Masti - it is way, way deeper than that.
Can't the NZRU tell that this competition has reached its use by date and they seriously need to think up something else - or at very, very least, refresh and re-launch the competition? Personally, I don't even bother with the Virtual Super comp on the internet anymore let alone watch most of the games.
Declining crowds. Declining TV audience. Declining merchandising sales. Declining column inches. Declining interest.
How many more clues do they want?
Their season is a mess, their premier comp is stale, the rules stink, and nowhere is the dead hand of monopoly more evident than in Sky's lacklustre coverage.

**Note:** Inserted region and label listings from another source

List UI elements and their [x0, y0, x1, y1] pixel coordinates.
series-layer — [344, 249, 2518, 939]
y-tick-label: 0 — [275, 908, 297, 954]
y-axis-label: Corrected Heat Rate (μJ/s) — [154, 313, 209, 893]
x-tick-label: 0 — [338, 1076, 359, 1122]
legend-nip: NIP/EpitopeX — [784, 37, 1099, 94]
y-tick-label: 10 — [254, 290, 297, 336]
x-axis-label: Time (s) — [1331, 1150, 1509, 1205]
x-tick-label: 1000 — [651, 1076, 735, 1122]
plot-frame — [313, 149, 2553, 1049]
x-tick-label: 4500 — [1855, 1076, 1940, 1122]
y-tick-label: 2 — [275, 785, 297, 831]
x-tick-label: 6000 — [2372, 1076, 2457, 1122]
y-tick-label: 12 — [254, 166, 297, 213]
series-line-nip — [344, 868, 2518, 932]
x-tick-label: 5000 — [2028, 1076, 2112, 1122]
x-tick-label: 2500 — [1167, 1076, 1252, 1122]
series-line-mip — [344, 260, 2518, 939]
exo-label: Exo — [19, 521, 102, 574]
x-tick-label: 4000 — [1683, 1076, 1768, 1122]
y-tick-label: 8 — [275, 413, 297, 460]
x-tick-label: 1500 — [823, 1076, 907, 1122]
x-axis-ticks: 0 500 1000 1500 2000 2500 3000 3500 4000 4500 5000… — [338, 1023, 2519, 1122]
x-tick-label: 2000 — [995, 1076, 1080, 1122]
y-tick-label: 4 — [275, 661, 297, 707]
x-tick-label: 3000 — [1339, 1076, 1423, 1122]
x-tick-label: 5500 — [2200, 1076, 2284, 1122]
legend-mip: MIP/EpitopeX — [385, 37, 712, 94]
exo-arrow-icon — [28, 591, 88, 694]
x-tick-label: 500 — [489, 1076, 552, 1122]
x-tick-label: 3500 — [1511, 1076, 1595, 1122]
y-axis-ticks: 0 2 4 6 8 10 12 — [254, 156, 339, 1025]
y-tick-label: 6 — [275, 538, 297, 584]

And they think the solution is to continue to ignore the Air New Zealand Cup (a mistake the Saffa's haven't made in regard to their Currie Cup) and add an extra team so we get another round of boring goodness.

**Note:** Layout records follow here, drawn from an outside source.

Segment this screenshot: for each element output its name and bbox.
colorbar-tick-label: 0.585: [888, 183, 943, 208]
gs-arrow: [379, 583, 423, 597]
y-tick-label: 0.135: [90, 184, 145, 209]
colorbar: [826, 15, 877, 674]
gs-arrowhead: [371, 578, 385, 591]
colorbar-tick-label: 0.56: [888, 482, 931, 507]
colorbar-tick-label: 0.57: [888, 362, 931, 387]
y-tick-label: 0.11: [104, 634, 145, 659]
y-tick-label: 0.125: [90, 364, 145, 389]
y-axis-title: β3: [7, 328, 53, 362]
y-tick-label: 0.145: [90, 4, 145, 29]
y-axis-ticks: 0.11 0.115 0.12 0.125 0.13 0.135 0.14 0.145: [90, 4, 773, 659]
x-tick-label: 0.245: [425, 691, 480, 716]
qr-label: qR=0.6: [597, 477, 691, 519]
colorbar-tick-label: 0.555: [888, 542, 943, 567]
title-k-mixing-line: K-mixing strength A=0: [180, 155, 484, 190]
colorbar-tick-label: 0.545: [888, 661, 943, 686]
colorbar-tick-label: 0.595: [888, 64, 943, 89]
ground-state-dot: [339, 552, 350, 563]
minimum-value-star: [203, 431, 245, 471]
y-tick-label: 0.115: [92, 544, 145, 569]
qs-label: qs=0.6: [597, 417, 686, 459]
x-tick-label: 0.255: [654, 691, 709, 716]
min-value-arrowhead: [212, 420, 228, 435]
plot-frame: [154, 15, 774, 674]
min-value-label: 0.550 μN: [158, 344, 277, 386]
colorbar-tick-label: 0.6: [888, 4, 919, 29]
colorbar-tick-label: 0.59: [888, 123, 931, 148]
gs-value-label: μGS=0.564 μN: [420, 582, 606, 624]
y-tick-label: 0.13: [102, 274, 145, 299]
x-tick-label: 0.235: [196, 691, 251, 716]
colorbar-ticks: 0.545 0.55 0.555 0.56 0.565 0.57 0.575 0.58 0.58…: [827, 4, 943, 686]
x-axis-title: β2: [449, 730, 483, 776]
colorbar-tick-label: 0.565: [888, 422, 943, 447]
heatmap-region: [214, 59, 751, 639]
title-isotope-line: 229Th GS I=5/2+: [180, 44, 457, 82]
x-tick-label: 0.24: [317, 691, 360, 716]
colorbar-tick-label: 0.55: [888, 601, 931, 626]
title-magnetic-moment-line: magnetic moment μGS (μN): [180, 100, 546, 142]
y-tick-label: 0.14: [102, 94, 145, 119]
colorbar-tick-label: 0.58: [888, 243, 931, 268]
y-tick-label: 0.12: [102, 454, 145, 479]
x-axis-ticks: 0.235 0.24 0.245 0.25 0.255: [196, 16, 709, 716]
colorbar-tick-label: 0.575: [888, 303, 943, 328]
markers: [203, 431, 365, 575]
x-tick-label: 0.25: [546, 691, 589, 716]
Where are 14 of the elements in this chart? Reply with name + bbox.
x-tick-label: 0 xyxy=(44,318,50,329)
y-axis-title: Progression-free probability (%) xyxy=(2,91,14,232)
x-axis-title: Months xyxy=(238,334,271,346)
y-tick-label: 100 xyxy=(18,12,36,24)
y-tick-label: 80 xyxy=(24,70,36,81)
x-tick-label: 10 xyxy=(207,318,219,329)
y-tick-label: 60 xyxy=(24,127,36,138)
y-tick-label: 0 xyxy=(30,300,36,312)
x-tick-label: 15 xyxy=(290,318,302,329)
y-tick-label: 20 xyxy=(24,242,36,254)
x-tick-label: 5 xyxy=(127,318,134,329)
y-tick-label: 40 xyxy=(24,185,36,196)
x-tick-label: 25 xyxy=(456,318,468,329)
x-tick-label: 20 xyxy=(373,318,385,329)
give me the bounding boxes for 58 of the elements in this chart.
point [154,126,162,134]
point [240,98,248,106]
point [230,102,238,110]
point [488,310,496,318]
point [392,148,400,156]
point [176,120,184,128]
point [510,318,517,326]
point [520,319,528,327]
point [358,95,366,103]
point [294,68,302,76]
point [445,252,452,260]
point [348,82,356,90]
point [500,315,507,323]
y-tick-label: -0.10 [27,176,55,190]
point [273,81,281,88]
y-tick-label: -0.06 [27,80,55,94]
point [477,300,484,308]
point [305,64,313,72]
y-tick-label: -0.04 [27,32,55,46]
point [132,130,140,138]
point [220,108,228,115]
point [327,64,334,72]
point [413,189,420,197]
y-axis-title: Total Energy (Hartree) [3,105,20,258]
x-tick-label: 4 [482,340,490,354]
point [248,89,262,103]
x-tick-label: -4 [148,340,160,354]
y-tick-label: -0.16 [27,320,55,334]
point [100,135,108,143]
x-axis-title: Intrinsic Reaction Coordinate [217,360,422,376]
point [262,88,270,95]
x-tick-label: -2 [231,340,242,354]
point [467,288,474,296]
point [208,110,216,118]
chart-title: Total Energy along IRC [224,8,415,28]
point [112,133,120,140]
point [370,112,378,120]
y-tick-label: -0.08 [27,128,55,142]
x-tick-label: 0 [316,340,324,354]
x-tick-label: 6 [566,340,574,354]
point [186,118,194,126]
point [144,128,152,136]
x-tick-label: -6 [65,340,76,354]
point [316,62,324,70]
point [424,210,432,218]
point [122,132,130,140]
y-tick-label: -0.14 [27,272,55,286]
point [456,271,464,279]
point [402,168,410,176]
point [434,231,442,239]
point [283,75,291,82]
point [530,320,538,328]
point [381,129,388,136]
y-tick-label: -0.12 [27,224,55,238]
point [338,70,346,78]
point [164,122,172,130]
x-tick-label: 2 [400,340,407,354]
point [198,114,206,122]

If I have to watch boring rugby, I would prefer it to be in the Air NZ Cup - at least that means having a province I care about (that way the result is the most important thing, not the spectacle) playing on a sunny winter afternoon so I can go out and do something more entertaining in the evening.
Surely if the NRL teaches us one thing, it is that a ferociously parochial, national competition is always going to generate more interest - and more forgiveness of local rule "interpretations" to allow the game to flow - than a meandering competition that even the players and commentators appear bored with half the time.
The NZRU is bereft of ideas, a monolithic bureaucracy that is currently full of aparachiks who are simply not performing. The game is controlled from the top by people who are out of touch and out of ideas.
My solution is to sell 25 year franchise leases for provincial unions, with the top four teams from the Air NZ Cup playing in the Super competition.
That way any team who can afford to be in it can be. A team might not be able to afford to buy in for twenty five years, so it might wait for the price to drop and wait five or ten years. So if, for example, five years into the leasing period Eric Watson wants for some reason to buy a twenty year franchise and pump millions into Thames Valley until it becomes a mighty force in NZ/super rugby from it's 25,000 seat brand spanking new Stadium in Paeroa then so be it.